Alfons Manibui, anggota Komisi XII DPR RI dari Fraksi Golkar, menyoroti minimnya SPBU yang melayani solar bersubsidi di Manokwari. Dari enam SPBU yang tersebar di wilayah tersebut, hanya dua yang ditunjuk sebagai Penugasan Penyalur Otorisasi (PSO). Ia menekankan pentingnya pemerataan penyaluran subsidi agar tidak terjadi antrean panjang yang memberatkan masyarakat. “Jangan hanya 1-2 SPBU yang diberi kuota solar subsidi. Harusnya dibagi merata agar antrean tidak mengular.
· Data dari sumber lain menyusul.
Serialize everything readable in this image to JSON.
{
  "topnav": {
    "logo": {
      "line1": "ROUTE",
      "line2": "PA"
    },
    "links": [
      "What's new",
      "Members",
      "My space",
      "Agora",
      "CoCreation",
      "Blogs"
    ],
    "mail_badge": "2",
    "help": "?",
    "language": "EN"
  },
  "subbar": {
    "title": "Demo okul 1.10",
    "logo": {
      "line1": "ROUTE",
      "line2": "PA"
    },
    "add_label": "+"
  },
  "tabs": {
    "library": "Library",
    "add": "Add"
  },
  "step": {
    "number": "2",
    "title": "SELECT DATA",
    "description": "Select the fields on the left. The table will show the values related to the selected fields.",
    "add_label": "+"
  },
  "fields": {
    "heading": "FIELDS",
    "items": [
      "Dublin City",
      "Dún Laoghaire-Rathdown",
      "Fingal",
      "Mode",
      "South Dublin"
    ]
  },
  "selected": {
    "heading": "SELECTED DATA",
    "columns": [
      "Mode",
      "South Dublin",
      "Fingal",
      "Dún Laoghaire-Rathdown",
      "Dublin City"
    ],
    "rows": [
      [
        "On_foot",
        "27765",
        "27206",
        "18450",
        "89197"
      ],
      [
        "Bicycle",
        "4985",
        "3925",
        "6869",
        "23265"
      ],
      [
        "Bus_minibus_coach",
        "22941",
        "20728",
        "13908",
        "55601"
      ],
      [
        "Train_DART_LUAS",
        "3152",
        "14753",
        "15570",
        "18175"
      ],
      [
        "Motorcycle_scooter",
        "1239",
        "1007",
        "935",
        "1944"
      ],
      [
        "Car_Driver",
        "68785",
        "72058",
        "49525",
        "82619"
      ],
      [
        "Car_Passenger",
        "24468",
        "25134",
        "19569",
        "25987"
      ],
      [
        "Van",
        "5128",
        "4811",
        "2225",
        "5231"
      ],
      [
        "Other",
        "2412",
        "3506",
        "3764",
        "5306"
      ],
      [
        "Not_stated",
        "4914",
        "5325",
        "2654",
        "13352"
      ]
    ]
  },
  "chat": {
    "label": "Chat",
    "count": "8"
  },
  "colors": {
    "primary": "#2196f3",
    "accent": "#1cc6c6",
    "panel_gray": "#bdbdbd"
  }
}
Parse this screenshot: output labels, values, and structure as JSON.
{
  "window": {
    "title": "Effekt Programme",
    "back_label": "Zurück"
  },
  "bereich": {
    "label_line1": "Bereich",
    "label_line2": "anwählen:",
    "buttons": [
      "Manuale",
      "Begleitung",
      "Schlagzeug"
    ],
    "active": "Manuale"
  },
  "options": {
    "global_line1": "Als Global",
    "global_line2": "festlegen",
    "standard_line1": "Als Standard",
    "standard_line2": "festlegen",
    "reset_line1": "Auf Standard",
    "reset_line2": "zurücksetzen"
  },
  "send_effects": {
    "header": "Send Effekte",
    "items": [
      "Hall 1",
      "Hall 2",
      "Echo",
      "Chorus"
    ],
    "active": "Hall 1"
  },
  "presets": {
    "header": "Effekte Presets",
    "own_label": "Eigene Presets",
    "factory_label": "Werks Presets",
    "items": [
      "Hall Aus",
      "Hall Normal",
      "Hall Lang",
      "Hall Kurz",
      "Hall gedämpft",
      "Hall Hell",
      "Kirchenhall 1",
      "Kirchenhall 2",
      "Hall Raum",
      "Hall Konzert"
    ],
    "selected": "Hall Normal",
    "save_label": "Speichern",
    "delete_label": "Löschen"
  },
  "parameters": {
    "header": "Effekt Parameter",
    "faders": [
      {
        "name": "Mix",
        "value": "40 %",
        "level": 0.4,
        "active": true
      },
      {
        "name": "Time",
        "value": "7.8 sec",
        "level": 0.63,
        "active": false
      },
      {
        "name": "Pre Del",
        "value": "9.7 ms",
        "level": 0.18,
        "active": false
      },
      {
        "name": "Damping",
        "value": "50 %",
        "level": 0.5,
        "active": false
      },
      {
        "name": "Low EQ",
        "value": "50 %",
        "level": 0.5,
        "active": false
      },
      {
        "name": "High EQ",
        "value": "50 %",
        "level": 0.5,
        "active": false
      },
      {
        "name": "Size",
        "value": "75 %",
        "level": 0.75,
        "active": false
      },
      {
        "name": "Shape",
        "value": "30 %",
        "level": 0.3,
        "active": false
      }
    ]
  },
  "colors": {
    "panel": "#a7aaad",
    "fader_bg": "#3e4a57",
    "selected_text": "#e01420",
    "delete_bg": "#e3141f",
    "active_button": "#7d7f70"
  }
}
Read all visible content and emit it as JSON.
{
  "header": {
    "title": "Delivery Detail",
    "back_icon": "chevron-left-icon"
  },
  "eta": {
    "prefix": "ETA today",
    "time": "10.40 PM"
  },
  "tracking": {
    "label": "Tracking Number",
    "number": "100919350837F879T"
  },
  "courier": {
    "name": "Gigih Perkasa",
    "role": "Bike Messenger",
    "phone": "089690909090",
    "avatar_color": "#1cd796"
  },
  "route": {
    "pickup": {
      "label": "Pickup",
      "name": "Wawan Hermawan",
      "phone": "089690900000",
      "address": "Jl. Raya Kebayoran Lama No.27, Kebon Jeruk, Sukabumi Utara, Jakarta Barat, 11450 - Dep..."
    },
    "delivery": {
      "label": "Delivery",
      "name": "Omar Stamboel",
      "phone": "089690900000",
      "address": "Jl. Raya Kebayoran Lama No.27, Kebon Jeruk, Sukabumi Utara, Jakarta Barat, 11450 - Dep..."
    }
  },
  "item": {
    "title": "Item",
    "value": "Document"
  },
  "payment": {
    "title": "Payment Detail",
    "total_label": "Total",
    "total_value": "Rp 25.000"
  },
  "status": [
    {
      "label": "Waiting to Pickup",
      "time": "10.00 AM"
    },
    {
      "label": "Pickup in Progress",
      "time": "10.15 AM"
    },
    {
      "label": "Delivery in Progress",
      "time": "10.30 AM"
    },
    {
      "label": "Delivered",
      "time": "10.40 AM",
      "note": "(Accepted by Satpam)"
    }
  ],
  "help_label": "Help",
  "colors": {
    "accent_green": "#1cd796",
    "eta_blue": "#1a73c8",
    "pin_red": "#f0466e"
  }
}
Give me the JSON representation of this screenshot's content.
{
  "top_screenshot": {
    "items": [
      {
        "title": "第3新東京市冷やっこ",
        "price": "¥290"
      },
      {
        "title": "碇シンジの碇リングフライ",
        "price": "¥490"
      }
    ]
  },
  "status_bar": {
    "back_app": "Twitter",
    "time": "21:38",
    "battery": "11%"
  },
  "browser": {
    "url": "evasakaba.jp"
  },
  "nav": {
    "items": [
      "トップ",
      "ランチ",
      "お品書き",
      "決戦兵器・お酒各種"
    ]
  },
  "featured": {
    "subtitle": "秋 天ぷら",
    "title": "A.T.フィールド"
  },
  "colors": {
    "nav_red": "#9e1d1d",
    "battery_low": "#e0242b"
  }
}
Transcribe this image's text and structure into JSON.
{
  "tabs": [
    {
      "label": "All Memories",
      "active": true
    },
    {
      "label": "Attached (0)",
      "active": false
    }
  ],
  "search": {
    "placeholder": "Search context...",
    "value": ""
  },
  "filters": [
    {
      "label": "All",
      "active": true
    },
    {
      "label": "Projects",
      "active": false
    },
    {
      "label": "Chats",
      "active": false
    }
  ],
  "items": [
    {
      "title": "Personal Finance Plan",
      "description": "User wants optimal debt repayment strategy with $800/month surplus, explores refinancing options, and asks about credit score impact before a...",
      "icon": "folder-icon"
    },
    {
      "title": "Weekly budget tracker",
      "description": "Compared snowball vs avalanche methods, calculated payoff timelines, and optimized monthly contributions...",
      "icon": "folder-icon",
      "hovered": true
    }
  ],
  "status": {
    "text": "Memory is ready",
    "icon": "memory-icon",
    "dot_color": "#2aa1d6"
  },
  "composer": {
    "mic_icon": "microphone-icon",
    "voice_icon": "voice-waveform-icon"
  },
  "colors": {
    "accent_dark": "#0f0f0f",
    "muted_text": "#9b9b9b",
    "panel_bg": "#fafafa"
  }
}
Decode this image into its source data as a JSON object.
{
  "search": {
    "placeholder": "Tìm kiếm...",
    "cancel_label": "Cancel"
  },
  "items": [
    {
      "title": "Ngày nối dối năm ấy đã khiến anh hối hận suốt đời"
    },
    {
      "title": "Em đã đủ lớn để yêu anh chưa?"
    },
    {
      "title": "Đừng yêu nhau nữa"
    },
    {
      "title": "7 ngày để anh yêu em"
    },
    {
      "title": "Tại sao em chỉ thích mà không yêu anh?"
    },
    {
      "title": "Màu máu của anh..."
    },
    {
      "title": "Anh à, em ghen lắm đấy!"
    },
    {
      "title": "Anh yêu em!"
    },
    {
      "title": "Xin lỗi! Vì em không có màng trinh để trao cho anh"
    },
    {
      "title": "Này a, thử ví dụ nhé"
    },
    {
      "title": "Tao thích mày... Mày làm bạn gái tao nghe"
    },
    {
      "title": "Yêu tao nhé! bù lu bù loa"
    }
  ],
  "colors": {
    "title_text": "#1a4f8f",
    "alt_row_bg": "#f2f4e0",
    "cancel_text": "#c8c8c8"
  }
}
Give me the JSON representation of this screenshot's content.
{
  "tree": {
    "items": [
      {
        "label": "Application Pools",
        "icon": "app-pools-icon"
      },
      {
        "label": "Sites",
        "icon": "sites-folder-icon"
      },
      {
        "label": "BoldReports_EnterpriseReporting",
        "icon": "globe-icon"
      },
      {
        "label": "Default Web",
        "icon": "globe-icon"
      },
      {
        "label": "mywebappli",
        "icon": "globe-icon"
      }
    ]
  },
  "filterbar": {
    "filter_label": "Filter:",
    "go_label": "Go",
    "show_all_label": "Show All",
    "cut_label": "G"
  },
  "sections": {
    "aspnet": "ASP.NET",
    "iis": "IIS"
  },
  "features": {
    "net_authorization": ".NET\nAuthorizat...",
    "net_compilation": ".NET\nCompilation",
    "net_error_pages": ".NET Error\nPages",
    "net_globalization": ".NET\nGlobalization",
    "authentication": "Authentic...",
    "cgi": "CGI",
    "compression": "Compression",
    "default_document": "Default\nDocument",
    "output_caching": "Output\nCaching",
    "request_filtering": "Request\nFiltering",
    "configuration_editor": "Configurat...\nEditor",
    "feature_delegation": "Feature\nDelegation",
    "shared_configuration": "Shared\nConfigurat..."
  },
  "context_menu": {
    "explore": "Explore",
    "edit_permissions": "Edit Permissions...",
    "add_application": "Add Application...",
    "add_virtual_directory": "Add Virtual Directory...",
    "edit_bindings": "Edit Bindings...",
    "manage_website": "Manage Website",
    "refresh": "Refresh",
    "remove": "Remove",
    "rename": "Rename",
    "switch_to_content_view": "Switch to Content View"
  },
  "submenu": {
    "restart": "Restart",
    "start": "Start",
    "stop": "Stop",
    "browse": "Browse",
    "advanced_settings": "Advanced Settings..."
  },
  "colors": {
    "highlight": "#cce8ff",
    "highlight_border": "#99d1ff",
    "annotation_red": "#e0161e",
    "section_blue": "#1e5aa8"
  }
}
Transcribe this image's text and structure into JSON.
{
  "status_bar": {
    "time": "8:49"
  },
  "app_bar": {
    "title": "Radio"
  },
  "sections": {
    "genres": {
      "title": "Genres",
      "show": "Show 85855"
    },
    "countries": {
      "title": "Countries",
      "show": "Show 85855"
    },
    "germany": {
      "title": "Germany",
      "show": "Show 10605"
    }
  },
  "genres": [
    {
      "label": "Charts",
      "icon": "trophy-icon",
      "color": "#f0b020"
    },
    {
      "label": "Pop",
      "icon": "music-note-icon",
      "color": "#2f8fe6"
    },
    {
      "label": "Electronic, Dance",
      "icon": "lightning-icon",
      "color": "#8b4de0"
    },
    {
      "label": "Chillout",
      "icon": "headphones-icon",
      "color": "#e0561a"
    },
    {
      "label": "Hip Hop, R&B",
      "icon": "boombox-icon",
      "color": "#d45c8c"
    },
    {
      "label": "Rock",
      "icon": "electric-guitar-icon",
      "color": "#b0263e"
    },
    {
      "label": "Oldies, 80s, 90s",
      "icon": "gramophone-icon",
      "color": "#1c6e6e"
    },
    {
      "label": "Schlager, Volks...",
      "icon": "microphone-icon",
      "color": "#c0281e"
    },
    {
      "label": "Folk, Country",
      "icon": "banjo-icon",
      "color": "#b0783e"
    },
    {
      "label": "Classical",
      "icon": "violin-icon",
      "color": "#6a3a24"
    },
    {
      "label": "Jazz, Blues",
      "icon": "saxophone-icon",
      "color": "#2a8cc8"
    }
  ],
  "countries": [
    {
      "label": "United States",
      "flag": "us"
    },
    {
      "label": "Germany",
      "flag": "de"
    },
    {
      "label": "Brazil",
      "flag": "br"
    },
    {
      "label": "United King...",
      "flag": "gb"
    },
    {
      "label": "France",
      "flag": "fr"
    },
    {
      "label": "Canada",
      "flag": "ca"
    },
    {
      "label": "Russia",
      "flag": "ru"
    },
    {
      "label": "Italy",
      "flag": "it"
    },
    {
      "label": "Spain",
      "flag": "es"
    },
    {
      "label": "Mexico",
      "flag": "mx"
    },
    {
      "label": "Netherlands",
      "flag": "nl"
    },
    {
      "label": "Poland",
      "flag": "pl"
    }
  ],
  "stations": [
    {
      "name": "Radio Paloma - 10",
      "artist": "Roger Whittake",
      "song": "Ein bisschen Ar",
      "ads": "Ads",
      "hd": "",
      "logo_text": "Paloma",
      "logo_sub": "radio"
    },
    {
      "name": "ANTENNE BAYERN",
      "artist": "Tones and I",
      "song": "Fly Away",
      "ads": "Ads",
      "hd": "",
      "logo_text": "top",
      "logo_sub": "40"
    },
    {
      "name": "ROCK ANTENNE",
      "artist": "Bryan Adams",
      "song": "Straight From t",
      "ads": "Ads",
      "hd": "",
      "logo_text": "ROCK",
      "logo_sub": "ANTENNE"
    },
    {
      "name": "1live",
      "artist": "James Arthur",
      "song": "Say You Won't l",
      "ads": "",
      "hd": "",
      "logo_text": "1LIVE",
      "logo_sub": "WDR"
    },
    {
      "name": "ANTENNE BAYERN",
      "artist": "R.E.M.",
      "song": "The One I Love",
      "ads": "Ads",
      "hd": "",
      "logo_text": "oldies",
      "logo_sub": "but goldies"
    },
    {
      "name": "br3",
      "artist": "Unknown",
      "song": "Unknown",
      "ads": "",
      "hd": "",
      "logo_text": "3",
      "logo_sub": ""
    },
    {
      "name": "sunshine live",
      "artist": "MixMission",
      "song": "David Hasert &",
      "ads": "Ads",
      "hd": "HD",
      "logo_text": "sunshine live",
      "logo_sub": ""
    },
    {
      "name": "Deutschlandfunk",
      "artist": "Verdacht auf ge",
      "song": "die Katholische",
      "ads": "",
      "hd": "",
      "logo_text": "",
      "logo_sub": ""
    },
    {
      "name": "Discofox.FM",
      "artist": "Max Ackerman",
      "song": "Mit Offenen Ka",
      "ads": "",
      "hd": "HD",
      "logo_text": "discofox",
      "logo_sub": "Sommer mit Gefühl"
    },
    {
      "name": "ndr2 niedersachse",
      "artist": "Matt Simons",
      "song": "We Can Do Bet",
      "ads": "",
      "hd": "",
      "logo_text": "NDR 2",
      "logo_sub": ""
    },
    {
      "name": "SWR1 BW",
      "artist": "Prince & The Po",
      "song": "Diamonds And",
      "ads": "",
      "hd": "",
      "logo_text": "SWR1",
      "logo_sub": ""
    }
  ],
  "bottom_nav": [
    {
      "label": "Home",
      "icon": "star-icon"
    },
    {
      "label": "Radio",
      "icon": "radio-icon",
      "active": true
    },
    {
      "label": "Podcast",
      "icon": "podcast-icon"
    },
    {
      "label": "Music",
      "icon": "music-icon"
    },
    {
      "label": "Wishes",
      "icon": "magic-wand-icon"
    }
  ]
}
Saya prihatin lihat warga antre dari jam 3 pagi sampai siang hari hanya untuk dapat solar,” ujarnya dalam rapat dengar pendapat, Senin (24/11/2025).

Senada, Cheroline Chrisye Makalew dari Fraksi NasDem menuturkan bahwa persoalan antrean panjang di SPBU Manokwari bukan isu baru. Ia yang berasal dari Papua Barat mengungkapkan masalah ini telah berlangsung puluhan tahun. Menurutnya, penyebab utama adalah terbatasnya jumlah SPBU PSO dan kuota harian solar yang sangat minim, hanya 10 kiloliter per hari. “Dari enam SPBU di Manokwari, hanya dua yang berstatus PSO. Saat bertemu Dirut Pertamina, saya sudah sampaikan perlunya penambahan menjadi tiga SPBU,” ujarnya.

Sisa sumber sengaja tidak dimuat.